Figure 6:. Biophysical characterization indicates HdeA mutants are monomeric, highly disordered, and hydrophobic.

(a) Intrinsic tryptophan fluorescence was quenched and red-shifted in 32/66, noC, and 40/65 compared to WT. (b) SEC/MALS revealed that, despite similar elution positions, only WT was dimeric; all mutants were monomers. (c) CD of WT matched predictions from PDB ID 5WYO by the PDB2CD tool (https://pdb2cd.cryst.bbk.ac.uk), but 32/66 and noC clearly did not. (d) The hydrophobicity probe bisANS bound much more strongly to the mutants (same samples as in a), especially 32/66. (e) Upon reduction of the disulfides, 32/66 and 40/65 bisANS fluorescence resembled noC; WT was resistant to reduction. (f) Folded (WT) and disordered (32/66) were easily separated by HIC. (g) Calculated free energy landscapes of monomeric WT, noC, and two double-Cys variants from MCPU simulations; the monomeric WT starting structure is defined as Q = 1. (h) The distribution of Q-values (fraction of native contacts) for mutant and WT HdeA. (i) The corresponding distribution of RMSD values relative to the starting WT structure. (j) The distribution of surface hydrophobicity values for WT dimer and mutant monomers; although it appears bimodal for WT, representative structures of the WT subunits (rainbow- vs. gray-colored ribbon diagrams) did not appreciably differ outside the N-terminal disordered region (blue/gray), which was often helical in our simulations. Dashed lines in panels h-j are distribution averages.

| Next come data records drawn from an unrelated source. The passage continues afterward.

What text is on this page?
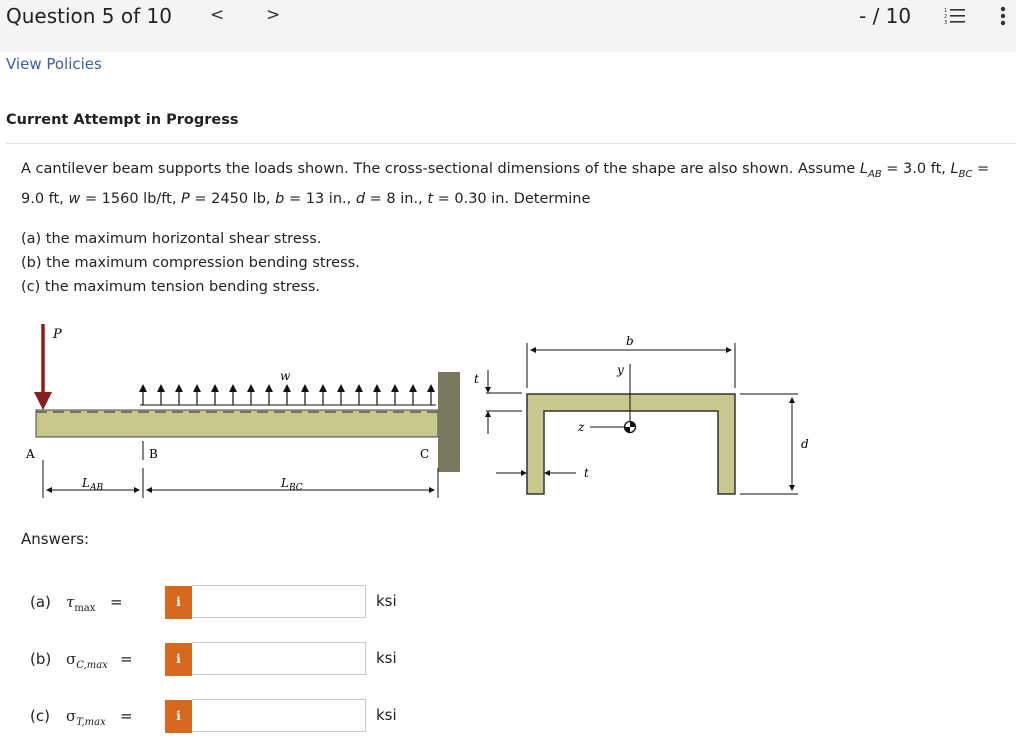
Question 5 of 10 < >	- / 10	1
2
3
View Policies
Current Attempt in Progress
A cantilever beam supports the loads shown. The cross-sectional dimensions of the shape are also shown. Assume $L_{AB} = 3.0$ ft, $L_{BC} = 9.0$ ft, w = 1560 lb/ft, P = 2450 lb, b = 13 in., d = 8 in., t = 0.30 in. Determine
(a) the maximum horizontal shear stress.
(b) the maximum compression bending stress.
(c) the maximum tension bending stress.
P
w
A	B	C
$L_{AB}$	$L_{BC}$
b
y
z
t
t
d
Answers:
(a) $\tau_{max}$ =	i	ksi
(b) $\sigma_{C,max}$ =	i	ksi
(c) $\sigma_{T,max}$ =	i	ksi
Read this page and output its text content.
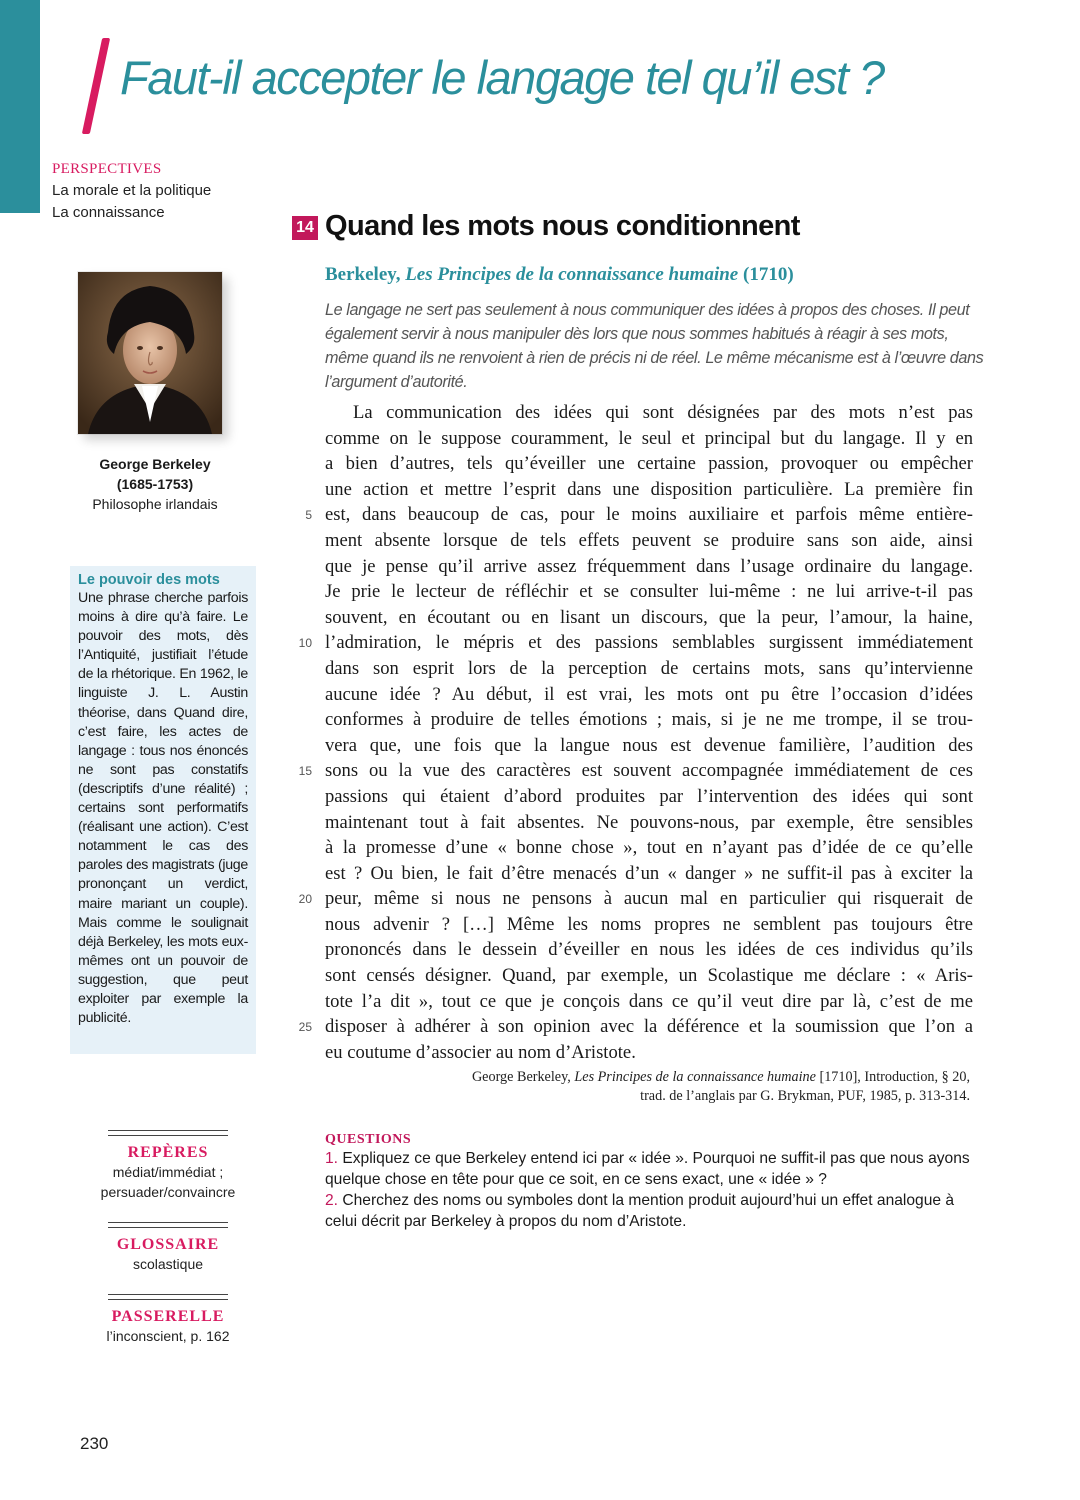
Faut-il accepter le langage tel qu’il est ?
PERSPECTIVES
La morale et la politique
La connaissance
George Berkeley
(1685-1753)
Philosophe irlandais
Le pouvoir des mots

Une phrase cherche parfois moins à dire qu’à faire. Le pouvoir des mots, dès l’Antiquité, justifiait l’étude de la rhétorique. En 1962, le linguiste J. L. Austin théorise, dans Quand dire, c’est faire, les actes de langage : tous nos énoncés ne sont pas constatifs (descriptifs d’une réalité) ; certains sont performatifs (réalisant une action). C’est notamment le cas des paroles des magistrats (juge prononçant un verdict, maire mariant un couple). Mais comme le soulignait déjà Berkeley, les mots eux-mêmes ont un pouvoir de suggestion, que peut exploiter par exemple la publicité.

REPÈRES
médiat/immédiat ;
persuader/convaincre
GLOSSAIRE
scolastique
PASSERELLE
l’inconscient, p. 162
14 Quand les mots nous conditionnent
Berkeley, Les Principes de la connaissance humaine (1710)
Le langage ne sert pas seulement à nous communiquer des idées à propos des choses. Il peut également servir à nous manipuler dès lors que nous sommes habitués à réagir à ses mots, même quand ils ne renvoient à rien de précis ni de réel. Le même mécanisme est à l’œuvre dans l’argument d’autorité.
5
10
15
20
25
La communication des idées qui sont désignées par des mots n’est pas
comme on le suppose couramment, le seul et principal but du langage. Il y en
a bien d’autres, tels qu’éveiller une certaine passion, provoquer ou empêcher
une action et mettre l’esprit dans une disposition particulière. La première fin
est, dans beaucoup de cas, pour le moins auxiliaire et parfois même entière-
ment absente lorsque de tels effets peuvent se produire sans son aide, ainsi
que je pense qu’il arrive assez fréquemment dans l’usage ordinaire du langage.
Je prie le lecteur de réfléchir et se consulter lui-même : ne lui arrive-t-il pas
souvent, en écoutant ou en lisant un discours, que la peur, l’amour, la haine,
l’admiration, le mépris et des passions semblables surgissent immédiatement
dans son esprit lors de la perception de certains mots, sans qu’intervienne
aucune idée ? Au début, il est vrai, les mots ont pu être l’occasion d’idées
conformes à produire de telles émotions ; mais, si je ne me trompe, il se trou-
vera que, une fois que la langue nous est devenue familière, l’audition des
sons ou la vue des caractères est souvent accompagnée immédiatement de ces
passions qui étaient d’abord produites par l’intervention des idées qui sont
maintenant tout à fait absentes. Ne pouvons-nous, par exemple, être sensibles
à la promesse d’une « bonne chose », tout en n’ayant pas d’idée de ce qu’elle
est ? Ou bien, le fait d’être menacés d’un « danger » ne suffit-il pas à exciter la
peur, même si nous ne pensons à aucun mal en particulier qui risquerait de
nous advenir ? […] Même les noms propres ne semblent pas toujours être
prononcés dans le dessein d’éveiller en nous les idées de ces individus qu’ils
sont censés désigner. Quand, par exemple, un Scolastique me déclare : « Aris-
tote l’a dit », tout ce que je conçois dans ce qu’il veut dire par là, c’est de me
disposer à adhérer à son opinion avec la déférence et la soumission que l’on a
eu coutume d’associer au nom d’Aristote.
George Berkeley, Les Principes de la connaissance humaine [1710], Introduction, § 20,
trad. de l’anglais par G. Brykman, PUF, 1985, p. 313-314.
QUESTIONS

1. Expliquez ce que Berkeley entend ici par « idée ». Pourquoi ne suffit-il pas que nous ayons quelque chose en tête pour que ce soit, en ce sens exact, une « idée » ?

2. Cherchez des noms ou symboles dont la mention produit aujourd’hui un effet analogue à celui décrit par Berkeley à propos du nom d’Aristote.

230
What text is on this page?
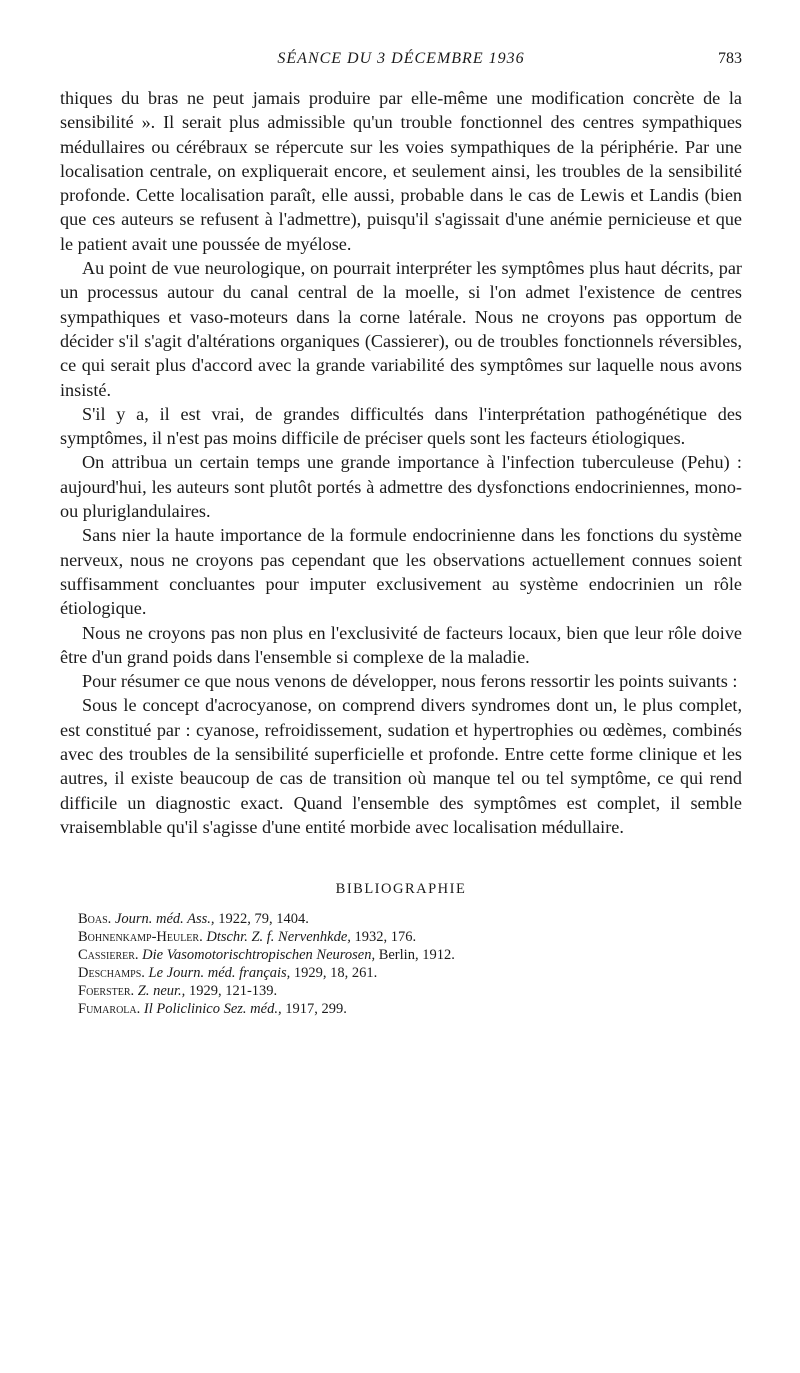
SÉANCE DU 3 DÉCEMBRE 1936	783

thiques du bras ne peut jamais produire par elle-même une modification concrète de la sensibilité ». Il serait plus admissible qu'un trouble fonctionnel des centres sympathiques médullaires ou cérébraux se répercute sur les voies sympathiques de la périphérie. Par une localisation centrale, on expliquerait encore, et seulement ainsi, les troubles de la sensibilité profonde. Cette localisation paraît, elle aussi, probable dans le cas de Lewis et Landis (bien que ces auteurs se refusent à l'admettre), puisqu'il s'agissait d'une anémie pernicieuse et que le patient avait une poussée de myélose.

Au point de vue neurologique, on pourrait interpréter les symptômes plus haut décrits, par un processus autour du canal central de la moelle, si l'on admet l'existence de centres sympathiques et vaso-moteurs dans la corne latérale. Nous ne croyons pas opportum de décider s'il s'agit d'altérations organiques (Cassierer), ou de troubles fonctionnels réversibles, ce qui serait plus d'accord avec la grande variabilité des symptômes sur laquelle nous avons insisté.

S'il y a, il est vrai, de grandes difficultés dans l'interprétation pathogénétique des symptômes, il n'est pas moins difficile de préciser quels sont les facteurs étiologiques.

On attribua un certain temps une grande importance à l'infection tuberculeuse (Pehu) : aujourd'hui, les auteurs sont plutôt portés à admettre des dysfonctions endocriniennes, mono- ou pluriglandulaires.

Sans nier la haute importance de la formule endocrinienne dans les fonctions du système nerveux, nous ne croyons pas cependant que les observations actuellement connues soient suffisamment concluantes pour imputer exclusivement au système endocrinien un rôle étiologique.

Nous ne croyons pas non plus en l'exclusivité de facteurs locaux, bien que leur rôle doive être d'un grand poids dans l'ensemble si complexe de la maladie.

Pour résumer ce que nous venons de développer, nous ferons ressortir les points suivants :

Sous le concept d'acrocyanose, on comprend divers syndromes dont un, le plus complet, est constitué par : cyanose, refroidissement, sudation et hypertrophies ou œdèmes, combinés avec des troubles de la sensibilité superficielle et profonde. Entre cette forme clinique et les autres, il existe beaucoup de cas de transition où manque tel ou tel symptôme, ce qui rend difficile un diagnostic exact. Quand l'ensemble des symptômes est complet, il semble vraisemblable qu'il s'agisse d'une entité morbide avec localisation médullaire.

BIBLIOGRAPHIE
Boas. Journ. méd. Ass., 1922, 79, 1404.
Bohnenkamp-Heuler. Dtschr. Z. f. Nervenhkde, 1932, 176.
Cassierer. Die Vasomotorischtropischen Neurosen, Berlin, 1912.
Deschamps. Le Journ. méd. français, 1929, 18, 261.
Foerster. Z. neur., 1929, 121-139.
Fumarola. Il Policlinico Sez. méd., 1917, 299.
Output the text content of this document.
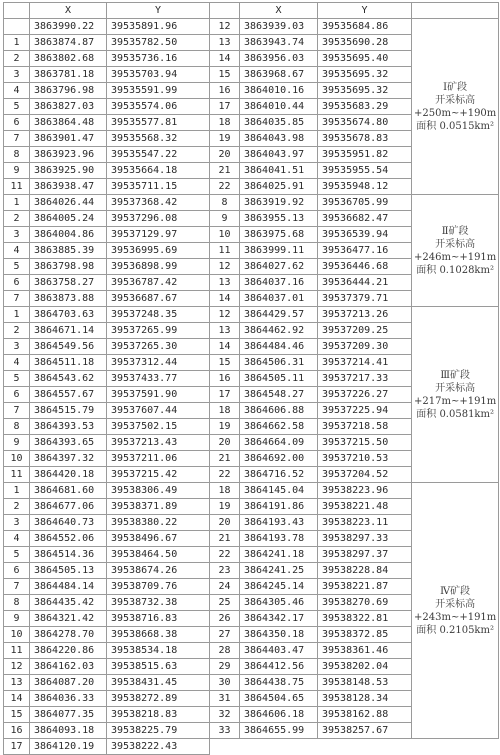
	X	Y		X	Y	
	3863990.22	39535891.96	12	3863939.03	39535684.86	Ⅰ矿段
开采标高
+250m~+190m
面积 0.0515km²

1	3863874.87	39535782.50	13	3863943.74	39535690.28	
2	3863802.68	39535736.16	14	3863956.03	39535695.40	
3	3863781.18	39535703.94	15	3863968.67	39535695.32	
4	3863796.98	39535591.99	16	3864010.16	39535695.32	
5	3863827.03	39535574.06	17	3864010.44	39535683.29	
6	3863864.48	39535577.81	18	3864035.85	39535674.80	
7	3863901.47	39535568.32	19	3864043.98	39535678.83	
8	3863923.96	39535547.22	20	3864043.97	39535951.82	
9	3863925.90	39535664.18	21	3864041.51	39535955.54	
11	3863938.47	39535711.15	22	3864025.91	39535948.12	
1	3864026.44	39537368.42	8	3863919.92	39536705.99	Ⅱ矿段
开采标高
+246m~+191m
面积 0.1028km²

2	3864005.24	39537296.08	9	3863955.13	39536682.47	
3	3864004.86	39537129.97	10	3863975.68	39536539.94	
4	3863885.39	39536995.69	11	3863999.11	39536477.16	
5	3863798.98	39536898.99	12	3864027.62	39536446.68	
6	3863758.27	39536787.42	13	3864037.16	39536444.21	
7	3863873.88	39536687.67	14	3864037.01	39537379.71	
1	3864703.63	39537248.35	12	3864429.57	39537213.26	Ⅲ矿段
开采标高
+217m~+191m
面积 0.0581km²

2	3864671.14	39537265.99	13	3864462.92	39537209.25	
3	3864549.56	39537265.30	14	3864484.46	39537209.30	
4	3864511.18	39537312.44	15	3864506.31	39537214.41	
5	3864543.62	39537433.77	16	3864505.11	39537217.33	
6	3864557.67	39537591.90	17	3864548.27	39537226.27	
7	3864515.79	39537607.44	18	3864606.88	39537225.94	
8	3864393.53	39537502.15	19	3864662.58	39537218.58	
9	3864393.65	39537213.43	20	3864664.09	39537215.50	
10	3864397.32	39537211.06	21	3864692.00	39537210.53	
11	3864420.18	39537215.42	22	3864716.52	39537204.52	
1	3864681.60	39538306.49	18	3864145.04	39538223.96	Ⅳ矿段
开采标高
+243m~+191m
面积 0.2105km²

2	3864677.06	39538371.89	19	3864191.86	39538221.48	
3	3864640.73	39538380.22	20	3864193.43	39538223.11	
4	3864552.06	39538496.67	21	3864193.78	39538297.33	
5	3864514.36	39538464.50	22	3864241.18	39538297.37	
6	3864505.13	39538674.26	23	3864241.25	39538228.84	
7	3864484.14	39538709.76	24	3864245.14	39538221.87	
8	3864435.42	39538732.38	25	3864305.46	39538270.69	
9	3864321.42	39538716.83	26	3864342.17	39538322.81	
10	3864278.70	39538668.38	27	3864350.18	39538372.85	
11	3864220.86	39538534.18	28	3864403.47	39538361.46	
12	3864162.03	39538515.63	29	3864412.56	39538202.04	
13	3864087.20	39538431.45	30	3864438.75	39538148.53	
14	3864036.33	39538272.89	31	3864504.65	39538128.34	
15	3864077.35	39538218.83	32	3864606.18	39538162.88	
16	3864093.18	39538225.79	33	3864655.99	39538257.67	
17	3864120.19	39538222.43				
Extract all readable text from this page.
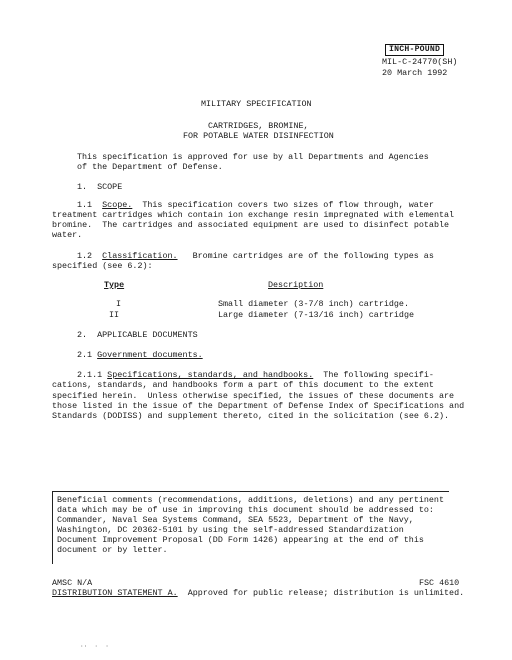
INCH-POUND
MIL-C-24770(SH)
20 March 1992
MILITARY SPECIFICATION
CARTRIDGES, BROMINE,
FOR POTABLE WATER DISINFECTION
This specification is approved for use by all Departments and Agencies
of the Department of Defense.
1.  SCOPE
1.1 Scope. This specification covers two sizes of flow through, water
treatment cartridges which contain ion exchange resin impregnated with elemental
bromine.  The cartridges and associated equipment are used to disinfect potable
water.
1.2 Classification. Bromine cartridges are of the following types as
specified (see 6.2):
Type	Description
I	Small diameter (3-7/8 inch) cartridge.
II	Large diameter (7-13/16 inch) cartridge
2.  APPLICABLE DOCUMENTS
2.1 Government documents.
2.1.1 Specifications, standards, and handbooks. The following specifi-
cations, standards, and handbooks form a part of this document to the extent
specified herein.  Unless otherwise specified, the issues of these documents are
those listed in the issue of the Department of Defense Index of Specifications and
Standards (DODISS) and supplement thereto, cited in the solicitation (see 6.2).
Beneficial comments (recommendations, additions, deletions) and any pertinent
data which may be of use in improving this document should be addressed to:
Commander, Naval Sea Systems Command, SEA 5523, Department of the Navy,
Washington, DC 20362-5101 by using the self-addressed Standardization
Document Improvement Proposal (DD Form 1426) appearing at the end of this
document or by letter.
AMSC N/A	FSC 4610
DISTRIBUTION STATEMENT A. Approved for public release; distribution is unlimited.
··  ·  ·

Figure 7:. HIC of a pooled HdeA variant library reveals a correlation between hydrophobicity and toxicity.

(a) HIC elution trace of the total HdeA variant library on an ammonium sulfate gradient reported by conductivity (orange curve). Eight fractions were collected, numbered as indicated. Elution profiles of all 17 “core” variants are shown, grouped by similarity of elution profiles and centroids of elution: (b) below 4.7, (c) 4.7–6.0, (d) 6.0–6.8. (e) Some toxic core variants had unusual saddle-shaped elution profiles. (f) Most non-core variants were identified from N-terminal peptides, many with the missed cyanylation at position 17; those variants had high hydrophobicity despite modest toxicity. (g) Hydrophobicity and toxicity (PSM-averaged E value) were strongly correlated for variants identified from middle peptides but not from N-terminal peptides. (h) Differences between core and N-terminal variants accounted for this divergence, especially after correcting for centroid shifts due to saddle-shaped elution profiles (by ignoring data from the first 3 HIC fractions) (i). (j) By contrast, non-core variants – identified from either set of peptides – showed no hydrophobicity-toxicity correlation.